TRAUMAS

SE-Somatic Experiencing (Experiência Somática) é uma abordagem terapêutica psicobiológica poderosa para o tratamento do trauma. O método foi criado por Peter A. Levine, PhD, doutor em biofísica médica e psicologia.

O trauma pode começar como um estresse intenso que surge em situações percebidas como de potencial ameaça à vida, guerras, acidentes, procedimentos médicos invasivos, abuso sexual, físico ou emocional, situações de negligência, desastres naturais, perdas, trauma de nascimento ou situações estressantes recorrentes de medo e conflitos que vão se acumulando com o tempo.

A força da SE está na simplicidade de reconhecer e estimular a capacidade natural do corpo para a autocura.

O método SE atua sobre o comportamento do sistema nervoso autônomo, por meio da conscientização das sensações corporais relacionadas à situação traumática. Baseia-se na premissa de que o corpo registra fisicamente a situação traumática como uma memória, e por isso o trauma está no corpo e não no evento causador do trauma.

Após o evento que ocasionou o trauma, as energias de sobrevivência que foram hiperativadas, permanecem presas no corpo. Se os músculos e as vísceras estão prontos para reagir ao perigo e à ameaça, a mente nos dirá que existe motivo para o medo. Se não encontrarmos uma explicação para a ansiedade, continuamos tensos e alertas, sentindo medo, terror e desamparo porque o corpo continua avisando o cérebro que existe perigo. Esse ciclo continua até que o corpo complete a ação.

 

Com o método SE o corpo pode reencontrar o caminho da cura, liberando gradualmente e de forma segura as energias que estão desequilibradas no corpo.

O cliente se torna resiliente a situações futuras estressantes e aumenta a vitalidade e sua capacidade de se engajar nas atividades do dia a dia.

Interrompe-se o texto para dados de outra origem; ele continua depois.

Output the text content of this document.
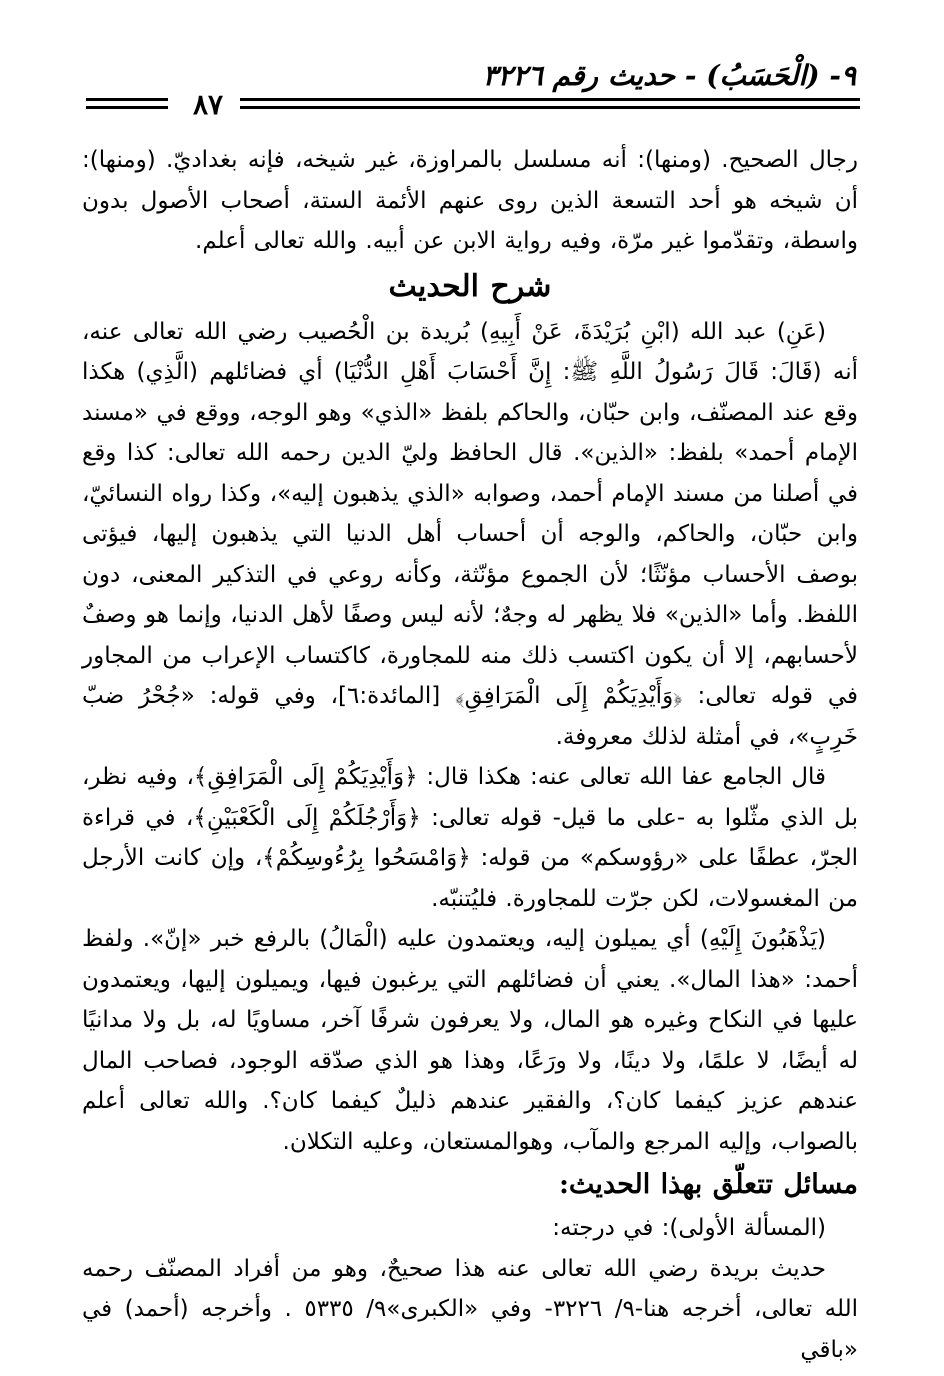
٩- (الْحَسَبُ) - حديث رقم ٣٢٢٦
٨٧

رجال الصحيح. (ومنها): أنه مسلسل بالمراوزة، غير شيخه، فإنه بغداديّ. (ومنها): أن شيخه هو أحد التسعة الذين روى عنهم الأئمة الستة، أصحاب الأصول بدون واسطة، وتقدّموا غير مرّة، وفيه رواية الابن عن أبيه. والله تعالى أعلم.

شرح الحديث

(عَنِ) عبد الله (ابْنِ بُرَيْدَةَ، عَنْ أَبِيهِ) بُريدة بن الْحُصيب رضي الله تعالى عنه، أنه (قَالَ: قَالَ رَسُولُ اللَّهِ ﷺ: إِنَّ أَحْسَابَ أَهْلِ الدُّنْيَا) أي فضائلهم (الَّذِي) هكذا وقع عند المصنّف، وابن حبّان، والحاكم بلفظ «الذي» وهو الوجه، ووقع في «مسند الإمام أحمد» بلفظ: «الذين». قال الحافظ وليّ الدين رحمه الله تعالى: كذا وقع في أصلنا من مسند الإمام أحمد، وصوابه «الذي يذهبون إليه»، وكذا رواه النسائيّ، وابن حبّان، والحاكم، والوجه أن أحساب أهل الدنيا التي يذهبون إليها، فيؤتى بوصف الأحساب مؤنّثًا؛ لأن الجموع مؤنّثة، وكأنه روعي في التذكير المعنى، دون اللفظ. وأما «الذين» فلا يظهر له وجهٌ؛ لأنه ليس وصفًا لأهل الدنيا، وإنما هو وصفٌ لأحسابهم، إلا أن يكون اكتسب ذلك منه للمجاورة، كاكتساب الإعراب من المجاور في قوله تعالى: ﴿وَأَيْدِيَكُمْ إِلَى الْمَرَافِقِ﴾ [المائدة:٦]، وفي قوله: «جُحْرُ ضبّ خَرِبٍ»، في أمثلة لذلك معروفة.

قال الجامع عفا الله تعالى عنه: هكذا قال: ﴿وَأَيْدِيَكُمْ إِلَى الْمَرَافِقِ﴾، وفيه نظر، بل الذي مثّلوا به -على ما قيل- قوله تعالى: ﴿وَأَرْجُلَكُمْ إِلَى الْكَعْبَيْنِ﴾، في قراءة الجرّ، عطفًا على «رؤوسكم» من قوله: ﴿وَامْسَحُوا بِرُءُوسِكُمْ﴾، وإن كانت الأرجل من المغسولات، لكن جرّت للمجاورة. فليُتنبّه.

(يَذْهَبُونَ إِلَيْهِ) أي يميلون إليه، ويعتمدون عليه (الْمَالُ) بالرفع خبر «إنّ». ولفظ أحمد: «هذا المال». يعني أن فضائلهم التي يرغبون فيها، ويميلون إليها، ويعتمدون عليها في النكاح وغيره هو المال، ولا يعرفون شرفًا آخر، مساويًا له، بل ولا مدانيًا له أيضًا، لا علمًا، ولا دينًا، ولا ورَعًا، وهذا هو الذي صدّقه الوجود، فصاحب المال عندهم عزيز كيفما كان؟، والفقير عندهم ذليلٌ كيفما كان؟. والله تعالى أعلم بالصواب، وإليه المرجع والمآب، وهوالمستعان، وعليه التكلان.

مسائل تتعلّق بهذا الحديث:

(المسألة الأولى): في درجته:

حديث بريدة رضي الله تعالى عنه هذا صحيحٌ، وهو من أفراد المصنّف رحمه الله تعالى، أخرجه هنا-٩/ ٣٢٢٦- وفي «الكبرى»٩/ ٥٣٣٥ . وأخرجه (أحمد) في «باقي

Seguem alguns exemplos de questões a serem

tratadas em sessões de SE - Trauma:​

- Tratamentos médicos invasivos, cirurgias pré e pós operatórias

- Doenças, quedas, entorses

- Vítima de violência, assaltos, sequestros, bulling

- Síndrome do Pânico

- Depressão

- Insônia

- Medo de estar e ou falar em público

Exemplo de uma sessão de SE - Experiência somática, tratamento de trauma:

Cliente = C    Terapeuta = T

C - Estou com dor na cervical, sinto como se algo muito pesado estivesse sobre os meus ombros e meus braços estão doendo muito, quase não consigo levantá-los. 

T - É possível acompanhar o peso nos ombros e observar se esse peso tem uma cor, uma forma, um movimento?

C - Sim. O peso tem uma cor marrom escura, está sobre os ombros, desce até o braço esquerdo e está parado. Sinto uma forte dor no peito. Acho que estou tenso e a dor é resultado dos exercícios de musculação.

T – Ok, eu te convido a deixar o corpo falar o que ele precisa te mostrar. Estou vendo que as tuas mãos estão se movimentando, vamos ver o que elas têm a dizer? Coloca tua atenção nelas e deixe que se movimentem bem lentamente.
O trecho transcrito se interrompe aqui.